Thank you! Historically, performance and slam poetry (of which there are major differences) are most popular amongst the disenfranchised and marginalised. There is a massive disconnect between what is happening in the suburbs of Western Sydney and the way it is viewed by those who don’t live there. There are stereotypes, assumptions and images perpetuated by mainstream media. Poetry gives voice to those who are voiceless it is a way of combating voice poverty. Poetry allows individuals the opportunity to challenge those misconceptions. It’s an opportunity for people to express themselves, to be heard and to debunk those perpetuated ideas of what their lives are like, in a supportive environment.
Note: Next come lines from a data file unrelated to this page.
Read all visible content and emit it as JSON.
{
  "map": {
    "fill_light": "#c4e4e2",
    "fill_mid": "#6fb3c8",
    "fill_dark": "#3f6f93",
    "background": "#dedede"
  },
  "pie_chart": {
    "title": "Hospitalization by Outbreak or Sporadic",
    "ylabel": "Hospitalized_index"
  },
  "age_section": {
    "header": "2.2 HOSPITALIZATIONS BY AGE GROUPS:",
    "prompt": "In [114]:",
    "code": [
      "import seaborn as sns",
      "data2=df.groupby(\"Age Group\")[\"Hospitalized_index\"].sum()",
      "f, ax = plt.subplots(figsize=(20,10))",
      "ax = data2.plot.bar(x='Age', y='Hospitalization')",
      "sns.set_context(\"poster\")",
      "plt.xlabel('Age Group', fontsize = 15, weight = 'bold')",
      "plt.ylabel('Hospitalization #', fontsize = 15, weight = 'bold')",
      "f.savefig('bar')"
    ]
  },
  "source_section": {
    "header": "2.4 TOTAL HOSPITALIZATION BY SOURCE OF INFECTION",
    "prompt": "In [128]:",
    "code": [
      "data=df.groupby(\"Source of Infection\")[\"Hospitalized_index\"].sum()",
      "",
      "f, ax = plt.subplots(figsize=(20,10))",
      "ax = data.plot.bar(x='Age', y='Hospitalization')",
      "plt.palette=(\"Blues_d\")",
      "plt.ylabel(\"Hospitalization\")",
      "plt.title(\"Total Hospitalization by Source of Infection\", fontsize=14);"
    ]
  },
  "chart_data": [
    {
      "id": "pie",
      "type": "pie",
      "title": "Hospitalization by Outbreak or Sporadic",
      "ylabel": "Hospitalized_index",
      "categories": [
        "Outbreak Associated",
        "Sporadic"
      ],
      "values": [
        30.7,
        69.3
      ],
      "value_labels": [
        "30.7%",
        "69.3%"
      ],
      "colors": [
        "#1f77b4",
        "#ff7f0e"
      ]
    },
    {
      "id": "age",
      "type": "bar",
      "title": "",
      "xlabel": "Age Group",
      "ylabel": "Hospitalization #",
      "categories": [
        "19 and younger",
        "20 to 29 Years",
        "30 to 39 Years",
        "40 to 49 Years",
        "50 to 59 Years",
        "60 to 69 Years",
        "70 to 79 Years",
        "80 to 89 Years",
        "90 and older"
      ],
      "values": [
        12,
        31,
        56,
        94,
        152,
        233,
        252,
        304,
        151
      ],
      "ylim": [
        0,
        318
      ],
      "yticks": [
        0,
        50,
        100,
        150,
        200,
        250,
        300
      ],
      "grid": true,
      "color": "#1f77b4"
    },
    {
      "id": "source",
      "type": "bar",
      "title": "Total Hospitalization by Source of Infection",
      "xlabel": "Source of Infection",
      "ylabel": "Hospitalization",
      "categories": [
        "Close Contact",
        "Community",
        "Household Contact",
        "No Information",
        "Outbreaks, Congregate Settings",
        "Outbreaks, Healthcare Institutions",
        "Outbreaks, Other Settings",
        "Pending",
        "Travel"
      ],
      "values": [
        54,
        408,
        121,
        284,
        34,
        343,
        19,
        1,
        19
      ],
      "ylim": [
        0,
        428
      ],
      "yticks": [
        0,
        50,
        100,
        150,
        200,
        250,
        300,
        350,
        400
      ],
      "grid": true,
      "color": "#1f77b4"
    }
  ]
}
I think all these reasons contribute to the success of poetry in the western suburbs of Sydney.

You bravely told fans that you had been diagnosed with ovarian cancer in your video “Love”. How did you react to the response from the community?
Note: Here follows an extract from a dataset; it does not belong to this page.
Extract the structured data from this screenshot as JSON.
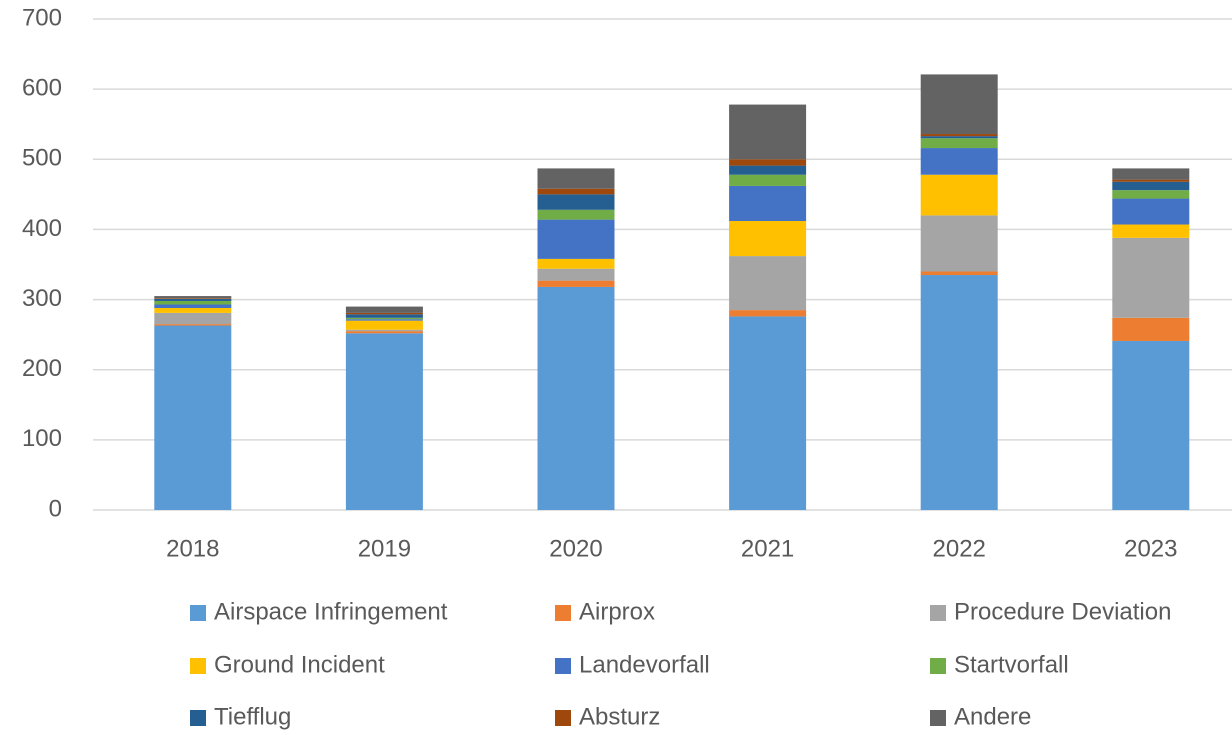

The reality is that after I released that video, I was inundated with support – fundraisers were launched, people sent me letters by snail mail, emails, messages on Facebook, people brought food to my house, others just came and spent time with me so I wasn’t alone. Multiple communities rallied together to look after me – my fans and supporters, the Queer community and the poetry community as well as my friends and family. The truth is, I wouldn’t have recovered so quickly or gone into remission as fast if I hadn’t been so loved and taken care of. I’m a supremely lucky individual to have been loved by so many – never felt alone or hopeless.

Do you have any advice for queer people in the arts sector?

I have never felt a sense of shame about my sexuality – which is not to say I didn’t have a hard time coming out, but I have never felt like my sexuality is a negative thing. That being said, for a long time I didn’t perform or write work that was gender-specific nor did I openly talk about my sexuality. Eventually, I took the plunge and decided I would just be true to who I was – that I would create and perform from a place of absolute vulnerability and truth which meant talking about my sexuality (occasionally – as it only makes up one part of me, not the whole of me). Once I started doing this, success soon followed. I realised people (i.e. audiences) can see through everything and really don’t care if you’re queer or straight or asexual or whatever – they just want a genuine performance. They seek truth – just as I do. Now, I am unapologetically me – politically, sexually, and emotionally – and I believe it is why I am so successful in what I do. I would encourage other queer performers, writers and musicians to be the same. I think my fear came from the idea I might alienate non-queer audience members but the reality is we all know what love feels like, whoever it is we’re loving. We all know what anger and happiness, shame and built, joy and pleasure feel like – who cares who you’re fucking? We’re all connected by far more than separates us.

Do you have any advice for queer people in general?

Don’t feel pressured by other people or their journeys. Always do what feels right for you – this is your experience, your life. Live it as you want to and always try to come from a place of respect and love.

How would you describe your upcoming show in three words?

I can do it in two: Intelligent entertainment.